Outside, the city continued its slow melt. The streets sagged like the jowls of an old bloodhound, and the police station—a Gothic ruin staffed by Officer Buffalo Bill, who filed his nails with the edge of one of his flamboyant bone collection’s ribs, and Nurse Ratched, who prescribed lithium like candy—was flooded with reports of rogue curves. A spiral staircase in an old hotel—possibly from The Shining with Jack Nicholson, or maybe The Grand Budapest Hotel (I always mix up my mental archives)—had begun unscrewing itself, Escher-like, sending guests tumbling randomly into the lobby in a tangle of limbs and spatial lawsuits. Meanwhile, in the suspicious night, a furious baker who had once lived comfortably off his trust fund was arrested for kneading his baguettes françaises into provocatively suggestive shapes inspired by the tax-free free-love movement. Worst of all, at the moment of his arrest, the local rivers had begun unspooling sinuously from their beds, slithering through town like liquid serpents hunting prey.

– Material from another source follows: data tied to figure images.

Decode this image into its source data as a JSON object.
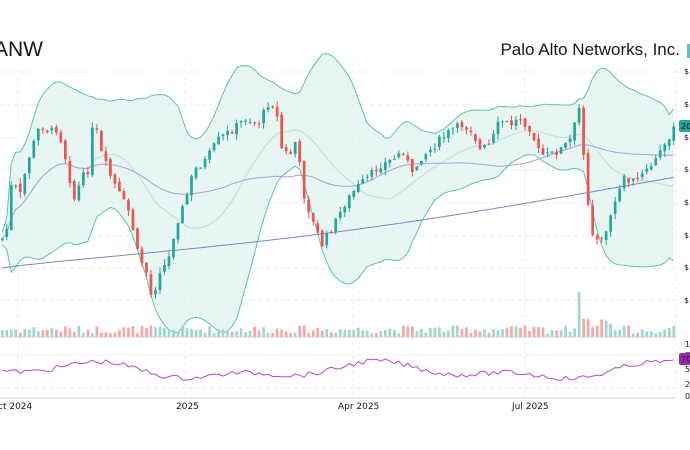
{
  "header": {
    "ticker": "ANW",
    "company": "Palo Alto Networks, Inc."
  },
  "colors": {
    "up": "#26a69a",
    "down": "#ef5350",
    "band_line": "#5cc4b0",
    "band_fill": "#dff2ef",
    "sma_short": "#a8a0d8",
    "sma_long": "#7b86c8",
    "rsi": "#b24cc4",
    "rsi_badge": "#9c27b0",
    "grid": "#e8ecf0"
  },
  "chart_data": {
    "type": "candlestick",
    "x_ticks": [
      "ct 2024",
      "2025",
      "Apr 2025",
      "Jul 2025"
    ],
    "price_axis_labels": [
      "$",
      "$",
      "$",
      "$",
      "$",
      "$",
      "$",
      "$"
    ],
    "rsi_axis_labels": [
      "1",
      "7",
      "5",
      "2",
      "0"
    ],
    "last_price_badge": "20",
    "rsi_badge": "70",
    "indicators": [
      "bollinger_bands",
      "sma_short",
      "sma_long",
      "volume",
      "rsi"
    ],
    "grid": true,
    "legend": "none"
  }
}
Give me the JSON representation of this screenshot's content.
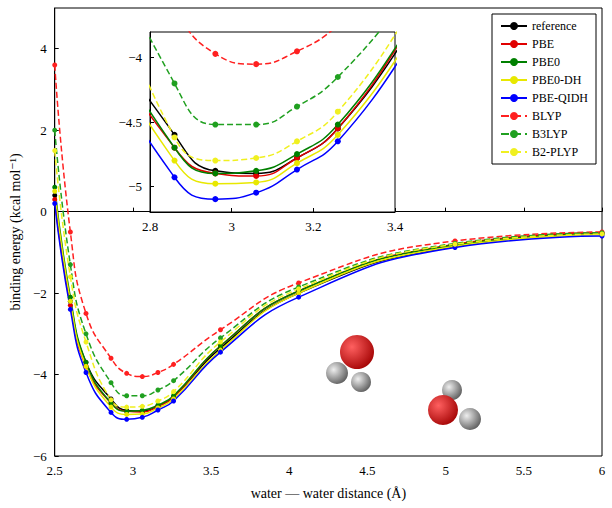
{
  "chart_data": {
    "type": "line",
    "x_label": "water — water distance (Å)",
    "y_label": "binding energy (kcal mol⁻¹)",
    "x": [
      2.5,
      2.6,
      2.7,
      2.86,
      2.96,
      3.06,
      3.16,
      3.26,
      3.56,
      4.06,
      5.06,
      6.0
    ],
    "xlim": [
      2.5,
      6
    ],
    "xticks": [
      2.5,
      3,
      3.5,
      4,
      4.5,
      5,
      5.5,
      6
    ],
    "ylim": [
      -6,
      5
    ],
    "yticks": [
      {
        "value": -6,
        "label": "−6"
      },
      {
        "value": -4,
        "label": "−4"
      },
      {
        "value": -2,
        "label": "−2"
      },
      0,
      2,
      4
    ],
    "grid": false,
    "legend": "top-right",
    "series": [
      {
        "name": "reference",
        "color": "#000000",
        "line_style": "solid",
        "marker": "circle",
        "values": [
          0.4,
          -2.2,
          -3.7,
          -4.6,
          -4.88,
          -4.9,
          -4.78,
          -4.55,
          -3.35,
          -2.0,
          -0.85,
          -0.55
        ]
      },
      {
        "name": "PBE",
        "color": "#e00000",
        "line_style": "solid",
        "marker": "circle",
        "values": [
          0.3,
          -2.3,
          -3.8,
          -4.7,
          -4.9,
          -4.92,
          -4.78,
          -4.55,
          -3.3,
          -1.95,
          -0.8,
          -0.52
        ]
      },
      {
        "name": "PBE0",
        "color": "#008000",
        "line_style": "solid",
        "marker": "circle",
        "values": [
          0.6,
          -2.1,
          -3.7,
          -4.7,
          -4.9,
          -4.88,
          -4.75,
          -4.52,
          -3.3,
          -1.95,
          -0.82,
          -0.55
        ]
      },
      {
        "name": "PBE0-DH",
        "color": "#e8e800",
        "line_style": "solid",
        "marker": "circle",
        "values": [
          0.5,
          -2.2,
          -3.8,
          -4.8,
          -4.98,
          -4.97,
          -4.82,
          -4.6,
          -3.4,
          -2.0,
          -0.85,
          -0.57
        ]
      },
      {
        "name": "PBE-QIDH",
        "color": "#0000ff",
        "line_style": "solid",
        "marker": "circle",
        "values": [
          0.2,
          -2.4,
          -3.95,
          -4.93,
          -5.1,
          -5.05,
          -4.87,
          -4.65,
          -3.45,
          -2.1,
          -0.88,
          -0.6
        ]
      },
      {
        "name": "BLYP",
        "color": "#ff2020",
        "line_style": "dashed",
        "marker": "circle",
        "values": [
          3.6,
          -0.5,
          -2.5,
          -3.6,
          -3.97,
          -4.05,
          -3.95,
          -3.75,
          -2.9,
          -1.75,
          -0.72,
          -0.5
        ]
      },
      {
        "name": "B3LYP",
        "color": "#20a020",
        "line_style": "dashed",
        "marker": "circle",
        "values": [
          2.0,
          -1.3,
          -3.0,
          -4.2,
          -4.52,
          -4.52,
          -4.38,
          -4.15,
          -3.1,
          -1.85,
          -0.78,
          -0.52
        ]
      },
      {
        "name": "B2-PLYP",
        "color": "#f0f020",
        "line_style": "dashed",
        "marker": "circle",
        "values": [
          1.5,
          -1.6,
          -3.2,
          -4.62,
          -4.8,
          -4.78,
          -4.65,
          -4.42,
          -3.2,
          -1.9,
          -0.8,
          -0.55
        ]
      }
    ],
    "inset": {
      "xlim": [
        2.8,
        3.4
      ],
      "xticks": [
        2.8,
        3,
        3.2,
        3.4
      ],
      "ylim": [
        -5.2,
        -3.8
      ],
      "yticks": [
        {
          "value": -5,
          "label": "−5"
        },
        {
          "value": -4.5,
          "label": "−4.5"
        },
        {
          "value": -4,
          "label": "−4"
        }
      ]
    }
  }
}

Hannibal, ever the detective, traced the epidemic to its source: the old funhouse on the edge of town, where the mirrors, tired of reflecting, had begun refracting souls. Inside, the walls pulsed like a ribcage, and the floor undulated beneath his feet like the tongue of some great beast. At the center stood Tyler Durden, shirtless and grinning, his body a roadmap of bruises and soap burns from a venomous chelating acid, spinning a carousel of hula hoops.
You get it, don’t you, Inspector? Tyler laughed, his voice echoing as if spoken through a drainpipe. The world’s too straight. Too orderly. Too full of right angles. I’m just giving the meaning a little twist.

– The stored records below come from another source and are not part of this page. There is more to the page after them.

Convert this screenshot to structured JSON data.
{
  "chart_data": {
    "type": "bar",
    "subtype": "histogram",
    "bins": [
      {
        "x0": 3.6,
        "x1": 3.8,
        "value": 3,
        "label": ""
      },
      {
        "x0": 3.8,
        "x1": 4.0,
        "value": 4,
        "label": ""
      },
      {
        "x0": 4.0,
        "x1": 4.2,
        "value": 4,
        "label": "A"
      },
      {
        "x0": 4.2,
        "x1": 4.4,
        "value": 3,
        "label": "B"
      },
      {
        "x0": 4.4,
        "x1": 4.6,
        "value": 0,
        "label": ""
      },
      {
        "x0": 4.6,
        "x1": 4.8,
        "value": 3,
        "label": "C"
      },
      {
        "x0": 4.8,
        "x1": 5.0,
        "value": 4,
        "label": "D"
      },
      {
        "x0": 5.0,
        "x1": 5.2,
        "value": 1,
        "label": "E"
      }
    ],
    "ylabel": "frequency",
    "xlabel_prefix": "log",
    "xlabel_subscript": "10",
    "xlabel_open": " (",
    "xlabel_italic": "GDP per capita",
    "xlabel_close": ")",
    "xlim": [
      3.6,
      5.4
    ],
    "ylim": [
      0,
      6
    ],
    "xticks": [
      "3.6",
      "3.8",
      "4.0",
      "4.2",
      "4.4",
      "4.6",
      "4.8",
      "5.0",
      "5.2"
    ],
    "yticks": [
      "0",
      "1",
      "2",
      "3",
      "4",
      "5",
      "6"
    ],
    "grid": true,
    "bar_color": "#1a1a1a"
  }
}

Hannibal’s monocle cracked. By the time he stumbled back into daylight, the city had become a funhouse mirror of itself—buildings leaned like drunks, lampposts twisted into obscene gestures, and the citizens had all developed a strange, swaying gait, as if their skeletons had been replaced with overcooked spaghetti. Even police reports now arrived in italics.
Back at the family manor, the debate raged on. Don Corleone insisted this was a family matter, best resolved with cement shoes and a midnight boat ride. Nurse Ratched proposed straitjackets and a strict regimen of right angles forged from cold steel. The twins just giggled and sharpened their imaginary knives, gripping the blades between their perfect, identical teeth.
Hannibal, for his part, sat on the porch with his pearl and watched as the horizon itself began to warp, the sun melting into the sky like butter in a hot skillet. Every curve is a fetish. Or a pearl. What does it matter? --he murmured. And the city moaned in agreement.
Then the moon winked at him—a slow, lascivious curve of an eye—and he knew it was far, far too late.